In this work, we investigated the inherent electrocatalytic activity of nickel borides in an important reaction in the context of electrochemical valorization of biomass as the oxidation of hydroxymethylfurfural (5-HMF) to furan dicarboxylic acid (FDCA). For this purpose, nickel borides (Ni_xB, x = 2 and 3) in the form of phase-pure nanocrystals (NCs) were synthesized through a solid-state synthesis method, supported on carbon paper and then tested as electrocatalysts for the oxidation of hydroxymethylfurfural (pH 12.9 or 13.9, 1.8 V vs. RHE, 3 h) by comparing their activity to that of Ni nanocrystals of similar average particle size (36–39 nm).
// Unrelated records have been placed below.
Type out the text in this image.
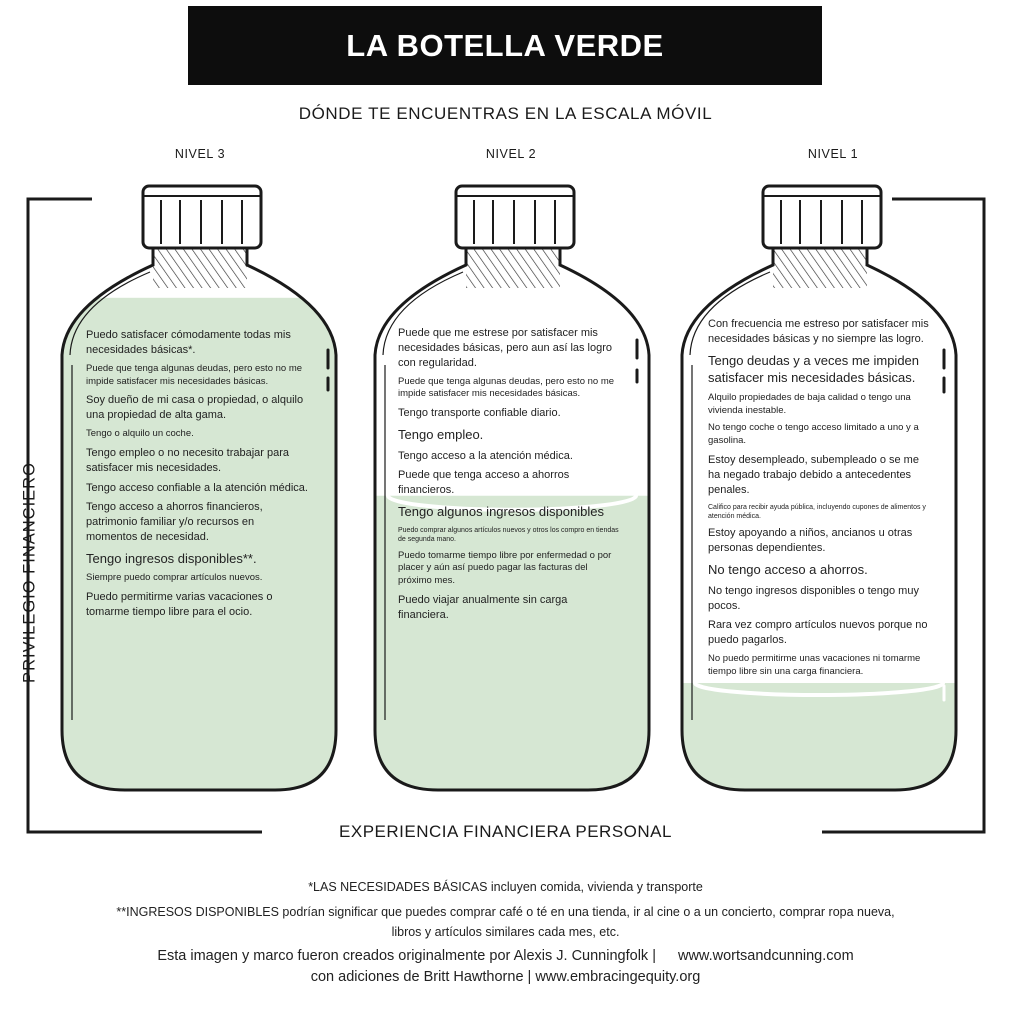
LA BOTELLA VERDE
DÓNDE TE ENCUENTRAS EN LA ESCALA MÓVIL
NIVEL 3	NIVEL 2	NIVEL 1
PRIVILEGIO FINANCIERO
EXPERIENCIA FINANCIERA PERSONAL

Puedo satisfacer cómodamente todas mis necesidades básicas*.

Puede que tenga algunas deudas, pero esto no me impide satisfacer mis necesidades básicas.

Soy dueño de mi casa o propiedad, o alquilo una propiedad de alta gama.

Tengo o alquilo un coche.

Tengo empleo o no necesito trabajar para satisfacer mis necesidades.

Tengo acceso confiable a la atención médica.

Tengo acceso a ahorros financieros, patrimonio familiar y/o recursos en momentos de necesidad.

Tengo ingresos disponibles**.

Siempre puedo comprar artículos nuevos.

Puedo permitirme varias vacaciones o tomarme tiempo libre para el ocio.

Puede que me estrese por satisfacer mis necesidades básicas, pero aun así las logro con regularidad.

Puede que tenga algunas deudas, pero esto no me impide satisfacer mis necesidades básicas.

Tengo transporte confiable diario.

Tengo empleo.

Tengo acceso a la atención médica.

Puede que tenga acceso a ahorros financieros.

Tengo algunos ingresos disponibles

Puedo comprar algunos artículos nuevos y otros los compro en tiendas de segunda mano.

Puedo tomarme tiempo libre por enfermedad o por placer y aún así puedo pagar las facturas del próximo mes.

Puedo viajar anualmente sin carga financiera.

Con frecuencia me estreso por satisfacer mis necesidades básicas y no siempre las logro.

Tengo deudas y a veces me impiden satisfacer mis necesidades básicas.

Alquilo propiedades de baja calidad o tengo una vivienda inestable.

No tengo coche o tengo acceso limitado a uno y a gasolina.

Estoy desempleado, subempleado o se me ha negado trabajo debido a antecedentes penales.

Califico para recibir ayuda pública, incluyendo cupones de alimentos y atención médica.

Estoy apoyando a niños, ancianos u otras personas dependientes.

No tengo acceso a ahorros.

No tengo ingresos disponibles o tengo muy pocos.

Rara vez compro artículos nuevos porque no puedo pagarlos.

No puedo permitirme unas vacaciones ni tomarme tiempo libre sin una carga financiera.

*LAS NECESIDADES BÁSICAS incluyen comida, vivienda y transporte

**INGRESOS DISPONIBLES podrían significar que puedes comprar café o té en una tienda, ir al cine o a un concierto, comprar ropa nueva, libros y artículos similares cada mes, etc.

Esta imagen y marco fueron creados originalmente por Alexis J. Cunningfolk | www.wortsandcunning.com
con adiciones de Britt Hawthorne | www.embracingequity.org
Ni₃B NCs achieved the highest 5-HMF conversion and Faradaic efficiency towards 5-HMF oxidation (Conv._5-HMF = 70%, FE = 94%), which is a markedly better performance compared to Ni₂B NCs (Conv._5-HMF = 57%, FE = 72%) and to Ni nanoparticles (Conv._5-HMF = 58%, FE = 65%), thus unequivocally demonstrating for the first time the superior activity brought about by Ni₃B. Based on a combination of physicochemical and electrochemical characterization (XPS, SEM, TEM, C_dl analysis), the better performance of the Ni₃B-based electrocatalyst is attributed to differences in surface composition compared to the Ni₂B-based electrocatalyst and to differences in terms of electrochemical surface area and/or bulk chemical features compared to the Ni-based electrocatalyst. Notably, these results were achieved with a remarkably low electrocatalyst loading (0.05 mg cm⁻²), leading to significantly higher turnover frequency compared to state-of-the-art nickel boride electrocatalysts for this reaction. A kinetic study showed that Ni_xB NCs catalyze the electrosynthesis of FDCA from 5-HMF both through a direct and indirect mechanism, with the contribution of each changing as a function of the pH of the electrolyte.